Las perjudiciales conquistas del estatismo
El Estado es un mal necesario: sus poderes no deben multiplicarse más allá de lo necesario.- Karl R. Popper
Cualquier crecimiento del Estado es nocivo para la libertad. Su presencia tiene que estar condicionada al respeto a los individuos. No ha nacido para mortificarlos, sino con el fin de favorecerlos durante su existencia. En este sentido, las molestias que les cause deben ser minúsculas. Lo ideal es que sus mecanismos se activen de manera supletoria. Las insuficiencias que se notan en una convivencia natural motivan su creación. Mediante convenios libres de coerción, somos quienes le fijan límites y objetivos a conseguir. Ello vuelve obligatorio que seamos cautelosos cuando precisemos sus atribuciones; las exageraciones pueden dañarnos gravemente. Al ampliarle las potestades, reducimos nuestra esfera de acción, perturbando la única soberanía que debe ser defendida con intransigencia. Recordemos que, para lograr las metas encargadas por los ciudadanos, aquél cuenta con la fuerza pública; en consecuencia, sus abusos son muy peligrosos.
En política, de acuerdo con Jonathan Wolff, un filósofo debe reflexionar acerca del balance correcto entre autonomía y autoridad.
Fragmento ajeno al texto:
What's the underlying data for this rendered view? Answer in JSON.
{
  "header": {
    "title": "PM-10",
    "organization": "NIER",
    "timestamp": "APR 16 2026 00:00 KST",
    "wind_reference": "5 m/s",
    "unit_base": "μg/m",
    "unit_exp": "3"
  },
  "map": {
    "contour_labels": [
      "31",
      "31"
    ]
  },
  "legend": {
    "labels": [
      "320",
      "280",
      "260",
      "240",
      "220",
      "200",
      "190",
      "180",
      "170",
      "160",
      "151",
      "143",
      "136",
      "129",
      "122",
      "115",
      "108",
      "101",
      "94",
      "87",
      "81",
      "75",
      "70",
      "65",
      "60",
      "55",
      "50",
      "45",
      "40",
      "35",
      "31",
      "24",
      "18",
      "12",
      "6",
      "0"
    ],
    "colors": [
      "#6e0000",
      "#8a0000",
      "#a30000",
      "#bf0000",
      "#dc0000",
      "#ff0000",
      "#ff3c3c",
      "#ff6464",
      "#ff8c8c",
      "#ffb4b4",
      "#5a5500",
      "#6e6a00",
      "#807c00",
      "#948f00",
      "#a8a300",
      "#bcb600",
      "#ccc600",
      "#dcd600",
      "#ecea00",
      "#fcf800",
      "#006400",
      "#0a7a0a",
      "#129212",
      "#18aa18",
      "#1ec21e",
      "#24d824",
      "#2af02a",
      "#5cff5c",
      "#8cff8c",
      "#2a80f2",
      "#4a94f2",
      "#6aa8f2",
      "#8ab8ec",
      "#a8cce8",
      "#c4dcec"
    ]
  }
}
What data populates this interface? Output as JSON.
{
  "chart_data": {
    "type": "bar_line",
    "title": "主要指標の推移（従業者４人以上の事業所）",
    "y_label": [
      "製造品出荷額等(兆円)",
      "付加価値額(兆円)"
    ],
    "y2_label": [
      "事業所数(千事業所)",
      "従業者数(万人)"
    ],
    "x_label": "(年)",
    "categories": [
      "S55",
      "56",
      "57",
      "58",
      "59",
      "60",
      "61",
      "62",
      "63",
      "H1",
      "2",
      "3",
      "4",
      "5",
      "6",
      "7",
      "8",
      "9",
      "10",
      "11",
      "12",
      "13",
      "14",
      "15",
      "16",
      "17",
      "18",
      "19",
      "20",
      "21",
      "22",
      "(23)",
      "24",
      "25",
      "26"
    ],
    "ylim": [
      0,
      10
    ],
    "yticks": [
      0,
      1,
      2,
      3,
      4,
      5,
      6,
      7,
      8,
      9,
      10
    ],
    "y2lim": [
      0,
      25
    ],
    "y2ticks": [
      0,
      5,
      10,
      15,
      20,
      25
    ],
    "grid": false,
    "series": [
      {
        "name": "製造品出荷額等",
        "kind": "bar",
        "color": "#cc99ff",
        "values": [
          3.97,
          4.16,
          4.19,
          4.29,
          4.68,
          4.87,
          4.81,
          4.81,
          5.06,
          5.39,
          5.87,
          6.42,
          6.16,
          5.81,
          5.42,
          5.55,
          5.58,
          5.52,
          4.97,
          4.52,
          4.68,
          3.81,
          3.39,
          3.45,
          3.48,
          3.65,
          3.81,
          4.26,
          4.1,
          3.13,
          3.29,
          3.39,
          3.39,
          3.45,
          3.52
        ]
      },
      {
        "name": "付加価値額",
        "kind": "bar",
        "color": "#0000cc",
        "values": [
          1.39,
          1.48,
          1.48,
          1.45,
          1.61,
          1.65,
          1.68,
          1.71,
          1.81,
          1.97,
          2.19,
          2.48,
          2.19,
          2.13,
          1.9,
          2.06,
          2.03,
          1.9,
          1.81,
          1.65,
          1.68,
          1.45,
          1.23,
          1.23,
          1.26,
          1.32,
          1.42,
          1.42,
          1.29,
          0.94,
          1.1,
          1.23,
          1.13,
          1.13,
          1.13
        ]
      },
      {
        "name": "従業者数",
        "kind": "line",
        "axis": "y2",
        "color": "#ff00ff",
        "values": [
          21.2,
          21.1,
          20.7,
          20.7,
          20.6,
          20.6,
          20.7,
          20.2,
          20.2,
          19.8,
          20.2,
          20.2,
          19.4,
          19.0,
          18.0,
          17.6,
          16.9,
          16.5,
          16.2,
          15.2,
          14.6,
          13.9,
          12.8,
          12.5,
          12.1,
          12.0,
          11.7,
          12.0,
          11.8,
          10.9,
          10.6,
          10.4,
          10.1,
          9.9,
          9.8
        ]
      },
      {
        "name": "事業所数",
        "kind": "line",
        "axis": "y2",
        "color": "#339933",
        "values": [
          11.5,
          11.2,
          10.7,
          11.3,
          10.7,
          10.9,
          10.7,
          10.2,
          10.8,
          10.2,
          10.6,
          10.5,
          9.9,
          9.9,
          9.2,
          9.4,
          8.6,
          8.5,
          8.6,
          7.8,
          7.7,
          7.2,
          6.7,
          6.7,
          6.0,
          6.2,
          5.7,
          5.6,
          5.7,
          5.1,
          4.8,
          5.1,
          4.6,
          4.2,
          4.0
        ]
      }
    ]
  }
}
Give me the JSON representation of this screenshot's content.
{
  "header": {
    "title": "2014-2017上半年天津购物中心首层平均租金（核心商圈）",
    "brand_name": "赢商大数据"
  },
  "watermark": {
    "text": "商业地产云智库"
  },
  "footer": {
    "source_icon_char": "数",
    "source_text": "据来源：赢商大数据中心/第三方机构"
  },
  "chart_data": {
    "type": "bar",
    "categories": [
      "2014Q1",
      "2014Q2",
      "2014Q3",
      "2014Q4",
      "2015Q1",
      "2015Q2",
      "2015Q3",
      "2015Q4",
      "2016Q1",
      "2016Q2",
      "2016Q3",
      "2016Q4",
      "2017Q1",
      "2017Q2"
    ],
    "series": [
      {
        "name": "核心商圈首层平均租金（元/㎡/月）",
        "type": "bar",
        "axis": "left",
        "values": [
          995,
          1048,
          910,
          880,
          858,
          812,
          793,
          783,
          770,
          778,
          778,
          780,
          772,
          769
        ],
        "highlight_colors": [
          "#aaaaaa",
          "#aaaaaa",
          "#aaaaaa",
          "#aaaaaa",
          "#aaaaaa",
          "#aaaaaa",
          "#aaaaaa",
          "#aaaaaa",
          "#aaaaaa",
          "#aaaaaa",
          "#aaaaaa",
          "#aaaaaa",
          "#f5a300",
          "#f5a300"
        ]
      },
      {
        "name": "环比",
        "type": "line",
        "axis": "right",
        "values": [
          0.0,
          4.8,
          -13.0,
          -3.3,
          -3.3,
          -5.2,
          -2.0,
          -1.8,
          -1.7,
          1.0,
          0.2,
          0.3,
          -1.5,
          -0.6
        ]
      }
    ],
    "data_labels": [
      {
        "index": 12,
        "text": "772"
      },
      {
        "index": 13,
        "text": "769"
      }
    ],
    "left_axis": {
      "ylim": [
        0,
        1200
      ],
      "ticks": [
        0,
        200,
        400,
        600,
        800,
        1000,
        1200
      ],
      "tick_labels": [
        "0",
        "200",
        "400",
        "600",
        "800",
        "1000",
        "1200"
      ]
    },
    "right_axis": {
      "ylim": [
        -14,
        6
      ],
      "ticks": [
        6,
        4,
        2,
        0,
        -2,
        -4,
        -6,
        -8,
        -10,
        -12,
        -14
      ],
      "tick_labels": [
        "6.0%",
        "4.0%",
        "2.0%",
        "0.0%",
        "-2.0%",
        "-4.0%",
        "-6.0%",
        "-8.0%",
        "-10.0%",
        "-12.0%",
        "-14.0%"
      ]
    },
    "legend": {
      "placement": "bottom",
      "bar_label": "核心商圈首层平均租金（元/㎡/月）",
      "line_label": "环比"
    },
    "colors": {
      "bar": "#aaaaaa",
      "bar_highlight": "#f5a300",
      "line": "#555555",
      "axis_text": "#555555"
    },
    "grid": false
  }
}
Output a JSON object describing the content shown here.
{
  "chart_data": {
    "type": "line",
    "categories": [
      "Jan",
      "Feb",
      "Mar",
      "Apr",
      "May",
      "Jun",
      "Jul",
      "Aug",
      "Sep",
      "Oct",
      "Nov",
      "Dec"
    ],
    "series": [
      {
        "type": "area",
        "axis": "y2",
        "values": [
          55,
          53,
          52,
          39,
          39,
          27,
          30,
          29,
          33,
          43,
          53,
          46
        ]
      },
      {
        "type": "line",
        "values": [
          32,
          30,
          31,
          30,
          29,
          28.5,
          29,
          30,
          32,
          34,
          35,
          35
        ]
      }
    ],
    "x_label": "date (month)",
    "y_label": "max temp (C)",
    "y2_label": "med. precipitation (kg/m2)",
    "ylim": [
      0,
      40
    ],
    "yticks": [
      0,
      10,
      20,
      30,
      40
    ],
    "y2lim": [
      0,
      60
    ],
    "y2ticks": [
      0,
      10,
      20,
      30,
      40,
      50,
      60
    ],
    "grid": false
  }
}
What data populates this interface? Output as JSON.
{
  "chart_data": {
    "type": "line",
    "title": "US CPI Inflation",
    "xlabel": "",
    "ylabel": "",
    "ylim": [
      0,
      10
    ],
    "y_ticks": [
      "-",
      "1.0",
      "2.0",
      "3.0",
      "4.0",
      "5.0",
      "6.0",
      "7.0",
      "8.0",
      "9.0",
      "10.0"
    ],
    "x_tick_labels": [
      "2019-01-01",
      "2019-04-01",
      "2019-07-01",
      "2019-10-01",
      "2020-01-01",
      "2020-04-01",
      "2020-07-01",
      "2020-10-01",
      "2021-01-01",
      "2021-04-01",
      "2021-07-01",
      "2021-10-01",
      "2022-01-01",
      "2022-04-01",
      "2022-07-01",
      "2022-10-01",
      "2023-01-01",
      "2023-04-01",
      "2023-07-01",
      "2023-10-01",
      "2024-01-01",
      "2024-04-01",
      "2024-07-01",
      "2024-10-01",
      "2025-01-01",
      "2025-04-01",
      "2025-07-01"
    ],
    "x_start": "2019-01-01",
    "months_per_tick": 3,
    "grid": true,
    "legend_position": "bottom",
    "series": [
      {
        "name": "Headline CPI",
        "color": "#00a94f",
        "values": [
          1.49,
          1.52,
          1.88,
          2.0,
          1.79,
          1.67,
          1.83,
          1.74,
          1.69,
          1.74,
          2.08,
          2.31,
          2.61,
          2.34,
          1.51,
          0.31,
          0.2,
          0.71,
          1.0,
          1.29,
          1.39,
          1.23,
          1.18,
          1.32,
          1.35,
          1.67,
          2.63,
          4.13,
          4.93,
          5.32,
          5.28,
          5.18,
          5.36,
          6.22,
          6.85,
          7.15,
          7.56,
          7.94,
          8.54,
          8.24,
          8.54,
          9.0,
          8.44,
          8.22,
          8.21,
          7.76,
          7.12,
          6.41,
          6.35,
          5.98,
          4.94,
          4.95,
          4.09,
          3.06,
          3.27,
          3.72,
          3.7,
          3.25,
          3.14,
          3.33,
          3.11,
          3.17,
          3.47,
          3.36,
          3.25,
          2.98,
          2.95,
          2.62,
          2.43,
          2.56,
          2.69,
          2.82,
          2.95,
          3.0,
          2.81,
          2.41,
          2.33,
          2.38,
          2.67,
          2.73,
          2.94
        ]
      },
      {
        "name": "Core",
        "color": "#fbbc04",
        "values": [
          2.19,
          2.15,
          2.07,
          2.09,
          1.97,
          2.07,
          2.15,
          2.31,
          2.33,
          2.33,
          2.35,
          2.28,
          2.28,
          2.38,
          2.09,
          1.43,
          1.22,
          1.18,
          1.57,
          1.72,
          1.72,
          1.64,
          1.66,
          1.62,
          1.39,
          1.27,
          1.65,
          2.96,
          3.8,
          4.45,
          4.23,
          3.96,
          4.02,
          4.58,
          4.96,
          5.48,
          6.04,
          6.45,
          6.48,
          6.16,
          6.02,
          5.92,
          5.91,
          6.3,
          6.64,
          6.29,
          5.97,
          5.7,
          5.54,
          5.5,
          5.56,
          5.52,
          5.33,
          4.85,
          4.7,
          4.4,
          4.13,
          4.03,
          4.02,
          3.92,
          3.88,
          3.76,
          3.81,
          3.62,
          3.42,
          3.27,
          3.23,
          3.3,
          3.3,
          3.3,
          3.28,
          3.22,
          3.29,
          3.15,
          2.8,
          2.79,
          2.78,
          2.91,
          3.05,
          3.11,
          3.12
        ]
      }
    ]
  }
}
Resulta fundamental saber hasta dónde un gobernante puede actuar. Realizada esta delimitación, las arbitrariedades son percibidas sin problema. Las dudas al respecto facilitan la llegada de los abusos. Al menos entre personas que repelen el contacto con cretinos, discutir sobre las atribuciones de la Administración Pública en nuestras vidas será siempre beneficioso. Los territorios que se conquista para dicha del fisco, al margen de revelar desconfianza en el individuo, evidencian un retroceso manifiestamente censurable. Por supuesto, preconizar una intervención mínima es un deber que cabe cumplir entretanto se aspire a no ser siervo. La expansión de los sectores en donde no tiene lugar el arbitrio del funcionario es, con seguridad, un desafío que nos incumbe.
Considero que permitir el avance del poder estatal sobre la libertad de conciencia, pensamiento y expresión es inadmisible. La melopea del abuso que se hace de aquélla revela cuán falsa es una convicción democrática. Esta forma de gobierno se alimenta del debate que los hombres consuman. Vetar que se planteen ciertos temas, sin importar su clase, no merece nuestro respaldo. Yo me inclino por una exposición racional de los argumentos, exenta del mal gusto que nos acosa incesantemente; no obstante, en cuanto a su concepción, estimo que proteger las tonterías es también necesario. No compete al Estado penalizar las estupideces políticas, religiosas o raciales que, con variadas intenciones, sean pregonadas por los sujetos. Una sociedad que sea madura debe excluir a esos idiotas sin incidir en suplicaciones administrativas.
Cuando la burocracia decide regir los destinos de una unidad productiva, las desventuras no demoran en presentarse. No cambia nada si afirman que se buscará algo tan ambiguo como la justicia social. Antes y después de terminar con la competencia, pues ésta es su máxima pretensión, las compañías del Estado nos brindarán siempre lo peor. Son innumerables las catástrofes que se dieron en ese campo, por lo cual los nuevos intentos revelan una pavorosa estulticia. A propósito, prefiero un empresario inepto, pero capaz de financiar sus propios fracasos, a una aventura del Estado en la que se malgasten recursos aportados por todos los ciudadanos. La subvención de proyectos tan patrioteros cuanto inviables es un ataque al individuo que, como muchos mortales, nunca imaginó contribuir a esos disparates del izquierdismo.
El autor es escritor, político y abogado.